BioNTech and Bristol Myers Squibb Share Promising Phase 2 Data on Pumitamig for Triple-Negative Breast Cancer

MAINZ, Germany, and PRINCETON, USA, December 9, 2025 – BioNTech SE (Nasdaq: BNTX, “BioNTech”) and Bristol Myers Squibb Company (NYSE: BMY, “BMS”) have unveiled encouraging interim results from their global Phase 2 clinical trial (NCT06449222) of pumitamig (BNT327/BMS986545), a novel bispecific antibody. This investigational therapy, when used in combination with chemotherapy, demonstrates impressive antitumor activity in patients suffering from locally advanced or metastatic triple-negative breast cancer (TNBC), regardless of PD-L1 expression levels.

Key Findings from the Interim Analysis

The interim analysis revealed that pumitamig combined with chemotherapy achieved:

• Confirmed Objective Response Rate (cORR): 61.5%
• Unconfirmed Objective Response Rate (uORR): 71.8%
• Disease Control Rate (DCR): 92.3%

These results highlight the significant potential of pumitamig, particularly for patients with PD-L1 low or negative TNBC (CPS<10), a group that currently has limited treatment options.

Implications for Triple-Negative Breast Cancer Treatment

Triple-negative breast cancer is known for its aggressive nature and poor prognosis, with a dismal 5-year survival rate of just 15% in advanced stages. According to Dr. Peter Schmid, the Lead Investigator and Director of the Breast Cancer Centre at St. Bartholomew's Hospital, London, “There remains an urgent need for new treatment options – particularly for patients with PD-L1 low or negative tumors.” Both BioNTech and BMS are optimistic that pumitamig's promising efficacy in interim analyses will support its continued investigation in the pivotal Phase 3 ROSETTA BREAST-01 trial.

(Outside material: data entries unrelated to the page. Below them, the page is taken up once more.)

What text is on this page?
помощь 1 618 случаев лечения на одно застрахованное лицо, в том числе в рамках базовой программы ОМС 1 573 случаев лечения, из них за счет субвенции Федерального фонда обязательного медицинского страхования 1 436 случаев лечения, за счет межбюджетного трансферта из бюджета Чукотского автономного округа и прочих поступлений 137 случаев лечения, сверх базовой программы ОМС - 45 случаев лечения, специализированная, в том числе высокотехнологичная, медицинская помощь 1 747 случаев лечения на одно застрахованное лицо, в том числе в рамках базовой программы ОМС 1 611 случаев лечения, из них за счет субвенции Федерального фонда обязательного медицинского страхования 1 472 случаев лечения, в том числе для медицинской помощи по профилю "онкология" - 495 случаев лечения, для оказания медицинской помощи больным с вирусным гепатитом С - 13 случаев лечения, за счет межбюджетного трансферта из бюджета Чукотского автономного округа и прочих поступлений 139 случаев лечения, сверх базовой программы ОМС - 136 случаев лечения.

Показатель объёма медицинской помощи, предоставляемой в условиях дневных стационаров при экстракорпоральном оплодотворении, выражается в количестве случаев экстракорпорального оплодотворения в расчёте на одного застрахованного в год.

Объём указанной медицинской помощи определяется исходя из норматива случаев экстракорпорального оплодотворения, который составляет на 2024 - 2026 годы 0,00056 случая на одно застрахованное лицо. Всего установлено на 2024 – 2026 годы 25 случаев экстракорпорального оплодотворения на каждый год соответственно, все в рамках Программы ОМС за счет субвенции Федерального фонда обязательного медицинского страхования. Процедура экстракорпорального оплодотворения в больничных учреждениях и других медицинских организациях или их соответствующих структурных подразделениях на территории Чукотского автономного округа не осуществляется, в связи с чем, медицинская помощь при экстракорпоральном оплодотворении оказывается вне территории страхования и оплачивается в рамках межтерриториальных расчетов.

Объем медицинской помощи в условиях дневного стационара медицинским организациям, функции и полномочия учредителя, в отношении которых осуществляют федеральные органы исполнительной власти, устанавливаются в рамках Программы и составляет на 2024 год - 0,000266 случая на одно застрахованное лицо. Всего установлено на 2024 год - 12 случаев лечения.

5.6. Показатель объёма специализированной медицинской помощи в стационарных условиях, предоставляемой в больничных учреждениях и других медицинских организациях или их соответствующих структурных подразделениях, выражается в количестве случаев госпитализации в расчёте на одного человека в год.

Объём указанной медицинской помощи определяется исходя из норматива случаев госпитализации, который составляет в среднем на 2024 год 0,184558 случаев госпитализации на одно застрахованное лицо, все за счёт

Details of the Clinical Trial

The trial assessed two dose levels of pumitamig combined with four different chemotherapy regimens. Specifically:

• Cohort 1: Patients received pumitamig (15 or 20 mg/kg Q2W) combined with nab-paclitaxel until disease progression.
• Cohort 2: Patients received a flat-dose equivalent of 20 mg/kg in conjunction with paclitaxel, gemcitabine + carboplatin, or eribulin.

The analysis included 74 patients, with notable outcomes indicating that higher doses correlated with increased response rates across various PD-L1 expression levels and treatment lines.

Safety Profile

Pumitamig demonstrated a manageable safety profile across both cohorts. The incidence of grade ≥3 treatment-related adverse events (TRAEs) was recorded at 42.54% in Cohort 1 and 38.2% in Cohort 2, with no reported deaths related to pumitamig.

Future Prospects for Pumitamig

The encouraging findings from this study could lead to significant advancements in TNBC treatment, especially for patients who have previously faced limited options. Professor Özlem Türeci, Co-Founder and Chief Medical Officer at BioNTech, stated, “We are encouraged by these first locally advanced/metastatic TNBC data from a global patient population.” Pumitamig is also being studied in over 20 clinical trials as a monotherapy and in combination with various treatment modalities across more than 10 solid tumor indications.

About Pumitamig

Pumitamig, developed jointly by BioNTech and BMS, is a bispecific antibody that integrates two validated mechanisms in oncology to enhance T cell activation against tumors. Given its synergy in targeting PD-L1 and VEGF-A pathways, pumitamig holds promise for addressing the high unmet needs in TNBC.

Conclusion

The data presented marks a pivotal moment in cancer research and treatment, particularly for those grappling with the aggressive nature of TNBC. As the Phase 3 ROSETTA-BREAST-01 trial progresses, there is renewed hope for innovative therapies that could reshape outcomes for patients with this challenging disease.